Comment les scientifiques ont fait de la plus haute montagne du monde un laboratoire climatique géant

Une trentaine d'experts a bravé les conditions extrêmes de l'Everest pour mettre au jour des indices sur le réchauffement climatique.

De Freddie Wilkinson
Publication 20 juil. 2020, 10:11 CEST
Quand des scientifiques transforment le plus haut sommet du monde en laboratoire de climatologie
Cet article a été écrit dans le cadre du partenariat entre la National Geographic Society et Rolex destiné à mettre en lumière les menaces qui pèsent sur les écosystèmes essentiels de notre planète par le prisme de la science, de l’exploration et du journalisme.

La fin du printemps est généralement la période idéale pour préparer la saison d'escalade du mont Everest. Mais cette année, à cause de la pandémie de COVID-19, la montagne était inhabituellement calme. Le Népal a interdit toutes les expéditions. La Chine, elle, a interdit l'accès aux alpinistes étrangers mais a permis aux ressortissants chinois de grimper du côté tibétain, notamment une équipe de grimpeurs tentant de mesurer à nouveau la proéminence de la montagne, qui a pu évoluer suite au tremblement de terre de 2015.

Mais alors que la majeure partie du monde de l'escalade a pris acte de ce temps de pause dans l'Everest, un groupe de scientifiques dans des laboratoires répartis à travers l'Europe, les États-Unis et le Népal ont travaillé sur le mont iconique « à distance » - analysant une myriade de données sur la glace, la neige, l'eau et des sédiments. Autant d'échantillons que les chercheurs ont collectés au printemps dernier dans le cadre de l'expédition Everest Perpetual Planet, menée par National Geographic et Rolex. L'objectif du projet était de transformer la plus haute montagne du monde en un laboratoire climatique géant.

Le climatologue Paul Mayewski tient une section de l'une des carottes de glace extraites sur les pentes supérieures du mont Everest. Les carottes ont été transportées vers les laboratoires de l'Université du Maine où des portions seront fondues et analysées pour expliquer les changements environnementaux au cours des derniers millénaires.
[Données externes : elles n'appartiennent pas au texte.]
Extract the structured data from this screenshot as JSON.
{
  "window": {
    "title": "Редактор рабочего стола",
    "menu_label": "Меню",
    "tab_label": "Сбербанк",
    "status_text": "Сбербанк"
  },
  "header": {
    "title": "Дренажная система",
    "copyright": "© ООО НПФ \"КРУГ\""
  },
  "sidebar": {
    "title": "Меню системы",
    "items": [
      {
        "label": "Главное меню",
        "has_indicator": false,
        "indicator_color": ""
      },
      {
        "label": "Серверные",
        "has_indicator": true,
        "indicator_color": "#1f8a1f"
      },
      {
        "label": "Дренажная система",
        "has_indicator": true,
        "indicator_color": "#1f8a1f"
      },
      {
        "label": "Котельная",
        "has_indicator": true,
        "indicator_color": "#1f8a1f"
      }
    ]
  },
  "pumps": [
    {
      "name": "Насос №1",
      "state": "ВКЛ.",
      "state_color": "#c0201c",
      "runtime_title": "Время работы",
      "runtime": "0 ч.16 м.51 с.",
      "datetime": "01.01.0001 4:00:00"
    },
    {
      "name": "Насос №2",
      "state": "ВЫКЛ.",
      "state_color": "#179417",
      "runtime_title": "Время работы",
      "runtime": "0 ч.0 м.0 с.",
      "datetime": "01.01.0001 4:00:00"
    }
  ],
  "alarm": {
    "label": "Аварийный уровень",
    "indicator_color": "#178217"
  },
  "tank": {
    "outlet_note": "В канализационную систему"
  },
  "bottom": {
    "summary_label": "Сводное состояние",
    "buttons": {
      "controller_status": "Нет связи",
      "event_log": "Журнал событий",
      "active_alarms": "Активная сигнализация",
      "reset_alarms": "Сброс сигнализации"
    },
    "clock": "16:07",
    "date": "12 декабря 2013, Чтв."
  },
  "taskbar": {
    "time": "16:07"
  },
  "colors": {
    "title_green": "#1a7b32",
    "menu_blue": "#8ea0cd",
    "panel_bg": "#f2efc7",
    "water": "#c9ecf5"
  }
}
PHOTOGRAPHIE DE Becky Hale, National Geographic

En avril et mai de l'année dernière, une équipe pluridisciplinaire de plus de 30 biologistes, glaciologues, géologues, météorologues et géographes s'est déployée sur le flanc sud de l'Everest, effectuant des travaux sur le terrain en haute montagne, ainsi que dans la vallée du Khumbu. « Nous croyons que la meilleure façon de faire avancer la science sur l'Everest est de ne pas se limiter à une seule discipline scientifique », déclare Paul Mayewski de l'Université du Maine, le chef de file du projet, qui a permis à la National Geographic Society de s'associer avec l'Université de Tribhuvan et le gouvernement népalais.

Chaque étude individuelle devrait donner à voir un instantané unique du climat de la montagne - passé, présent et futur. Les carottes de glace et les carottes de sédiments lacustres fourniront un aperçu de ce à quoi ressemblait l'environnement terrestre au cours des derniers millénaires. Des échantillons de neige et d'eau donneront quant à eux un aperçu de ce qui anime la montagne aujourd'hui, et l'avenir des glaciers, sources indispensables d'eau douce mondiale, principalement pour les populations vivant en aval de l'Everest. L'équipe scientifique a également installé un réseau de stations météorologiques automatisées, qui documentera les tendances météorologiques pour les années à venir.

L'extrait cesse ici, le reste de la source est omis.